Biden arrives in Israel on Wednesday and continues to Saudi Arabia on Friday. The White House has said the visit’s aims include expanding regional economic and security cooperation.
Air Force One will make an unprecedented direct flight between the Jewish state and the Gulf kingdom. Donald Trump had made a historic trip, in 2017, in the other direction.
Asked at an economic conference hosted by the Calcalist newspaper what he expects to arise from Biden’s visit, Lieberman said: “It is time to create a new, common market in the Middle East - Israel, Saudi Arabia, Gulf countries and Jordan. That’s the big challenge.”
“It will change the reality here from end to end, in both the fields of security and of economics. Therefore, I hope the emphasis during Biden’s visit will be on creating this new market in the Middle East.”
Israel normalised relations with four Arab countries under a 2020 US diplomatic drive that received Riyadh’s blessing. But Saudi Arabia has stopped short of formally recognising Israel in the absence of a resolution to Palestinian statehood goals.
In separate remarks to the conference, Israeli National Security Adviser Eyal Hulata said that within the framework of Biden’s visit “it is certainly possible to begin talking about the potential expansion of our markets in the region”.
“It’s no coincidence that Biden is coming here on Wednesday and continuing on Friday from here to Saudi Arabia by direct flight,” Haluta added.
“The ability to attend to these things carefully, step by step, can bring about breakthroughs.” Lieberman said his regional vision would include “a kind of trans-Middle East highway” and rail network linking up partner countries.
A lot in common
Deputy Foreign Minister Idan Roll said cultivating potential ties with the Saudis was a slow and gradual process.
“We are witnessing that we have a lot in common and that there are many benefits,” Roll told reporters.
“We have been working ... towards expanding the circle of peace and normalisation and I think that the past year and a half have demonstrated in a very convincing way that there are new opportunities and that moderate forces have new opportunities to work together, he said.
Asked whether Biden would be announcing direct flights from Israel to Saudi Arabia, Roll said: “As far as flights, you know, President Biden will visit Saudi after he visits here and we sure hope he will bring some news regarding normalisation with the Saudis. But ... I anticipate it will happen in steps. We will have to wait, all of us, until President Bidens visit to Saudi.”
Jon Alterman, senior vice president at the Center for strategic and International Studies (CSIS) in Washington, said the Biden administration “discovered what US administrations have discovered for decades: that doing a lot of things in the Middle East and around the world are much easier if the Saudis are trying to help you and much harder if they aren’t.”
Largest exporter of crude
In his op-ed, Biden said Saudi Arabia was “working with (his) experts to help stabilize oil markets.”
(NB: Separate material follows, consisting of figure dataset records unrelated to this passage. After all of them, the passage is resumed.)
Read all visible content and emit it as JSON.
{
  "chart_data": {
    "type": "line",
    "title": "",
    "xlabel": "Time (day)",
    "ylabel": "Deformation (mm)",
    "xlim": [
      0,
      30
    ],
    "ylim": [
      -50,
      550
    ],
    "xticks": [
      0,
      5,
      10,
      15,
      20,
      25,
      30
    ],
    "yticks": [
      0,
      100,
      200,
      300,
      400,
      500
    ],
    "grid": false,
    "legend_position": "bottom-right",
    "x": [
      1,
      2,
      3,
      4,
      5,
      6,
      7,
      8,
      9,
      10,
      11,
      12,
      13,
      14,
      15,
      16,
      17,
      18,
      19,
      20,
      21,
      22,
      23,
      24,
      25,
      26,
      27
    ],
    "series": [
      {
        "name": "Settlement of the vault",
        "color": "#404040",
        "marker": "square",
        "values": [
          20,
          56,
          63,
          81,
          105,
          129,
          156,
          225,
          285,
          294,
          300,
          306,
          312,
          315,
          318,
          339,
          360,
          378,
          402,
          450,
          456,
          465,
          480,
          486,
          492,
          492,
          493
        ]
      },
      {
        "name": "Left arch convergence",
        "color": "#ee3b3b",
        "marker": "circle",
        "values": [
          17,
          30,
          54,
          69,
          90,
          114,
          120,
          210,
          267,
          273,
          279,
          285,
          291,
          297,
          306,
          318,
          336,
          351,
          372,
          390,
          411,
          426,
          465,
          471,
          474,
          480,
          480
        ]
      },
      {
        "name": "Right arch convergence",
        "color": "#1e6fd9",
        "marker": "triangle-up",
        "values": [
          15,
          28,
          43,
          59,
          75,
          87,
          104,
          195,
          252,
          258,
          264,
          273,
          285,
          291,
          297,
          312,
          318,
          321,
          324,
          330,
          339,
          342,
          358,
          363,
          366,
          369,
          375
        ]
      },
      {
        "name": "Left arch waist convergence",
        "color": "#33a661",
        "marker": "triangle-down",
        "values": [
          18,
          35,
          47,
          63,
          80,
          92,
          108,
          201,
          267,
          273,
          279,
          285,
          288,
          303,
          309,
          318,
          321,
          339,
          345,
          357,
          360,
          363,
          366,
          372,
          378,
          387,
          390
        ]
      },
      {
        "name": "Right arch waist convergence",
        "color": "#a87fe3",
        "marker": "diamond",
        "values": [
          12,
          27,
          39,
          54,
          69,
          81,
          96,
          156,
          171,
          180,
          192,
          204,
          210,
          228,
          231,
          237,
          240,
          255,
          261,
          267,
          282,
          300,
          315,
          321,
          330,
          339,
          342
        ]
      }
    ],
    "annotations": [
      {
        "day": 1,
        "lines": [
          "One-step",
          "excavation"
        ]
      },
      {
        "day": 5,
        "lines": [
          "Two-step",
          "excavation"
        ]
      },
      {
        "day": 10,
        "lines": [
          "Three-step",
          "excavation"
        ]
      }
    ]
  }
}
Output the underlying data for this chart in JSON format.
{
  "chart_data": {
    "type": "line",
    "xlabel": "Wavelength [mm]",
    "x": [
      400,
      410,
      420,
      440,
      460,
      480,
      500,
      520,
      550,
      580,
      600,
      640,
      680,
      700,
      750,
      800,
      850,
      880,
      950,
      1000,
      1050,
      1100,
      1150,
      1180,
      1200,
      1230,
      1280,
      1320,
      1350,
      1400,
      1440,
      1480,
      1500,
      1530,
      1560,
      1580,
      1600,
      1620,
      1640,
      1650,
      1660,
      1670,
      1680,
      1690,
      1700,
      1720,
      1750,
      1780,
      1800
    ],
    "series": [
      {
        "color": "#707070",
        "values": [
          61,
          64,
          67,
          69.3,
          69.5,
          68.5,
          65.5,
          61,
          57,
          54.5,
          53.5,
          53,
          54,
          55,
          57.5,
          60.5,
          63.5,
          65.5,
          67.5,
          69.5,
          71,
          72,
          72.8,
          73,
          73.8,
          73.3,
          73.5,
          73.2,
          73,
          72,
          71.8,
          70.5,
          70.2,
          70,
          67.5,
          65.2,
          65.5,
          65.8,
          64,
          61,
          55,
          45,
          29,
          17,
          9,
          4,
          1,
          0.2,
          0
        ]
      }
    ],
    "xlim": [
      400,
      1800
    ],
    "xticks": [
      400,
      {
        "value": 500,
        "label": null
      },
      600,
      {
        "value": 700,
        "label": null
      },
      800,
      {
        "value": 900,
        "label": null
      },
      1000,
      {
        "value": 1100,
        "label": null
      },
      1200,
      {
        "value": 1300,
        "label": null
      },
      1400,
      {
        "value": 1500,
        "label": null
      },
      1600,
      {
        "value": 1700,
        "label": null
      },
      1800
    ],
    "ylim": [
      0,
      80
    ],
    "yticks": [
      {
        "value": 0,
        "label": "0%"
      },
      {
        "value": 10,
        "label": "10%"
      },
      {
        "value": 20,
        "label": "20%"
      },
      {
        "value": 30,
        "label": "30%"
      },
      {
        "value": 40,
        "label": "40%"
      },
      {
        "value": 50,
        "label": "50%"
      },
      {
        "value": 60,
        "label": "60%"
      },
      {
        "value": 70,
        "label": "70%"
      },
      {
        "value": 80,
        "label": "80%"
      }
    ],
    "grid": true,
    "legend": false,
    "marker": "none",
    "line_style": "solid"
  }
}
Washington wants the world’s largest exporter of crude to open the floodgates to bring down soaring gasoline prices, which threaten Democratic chances in November elections.
Biden aims in particular to “deepen and expand” the process of normalising relations between Israel and Arab states, initiated under Trump.
Aside from the symbolic Air Force One flight, analysts anticipate announcements on Saudi-Israeli relations.
The Jewish state is keen to receive Biden with great pomp, even in the midst of political turmoil as Israel prepares to hold its fifth election in less than four years in November.
Biden is due to meet Prime Minister Yair Lapid, but his advisers insist he also meet Palestinian president Mahmud Abbas, as Trump had more or less ignored the Palestinians during his term.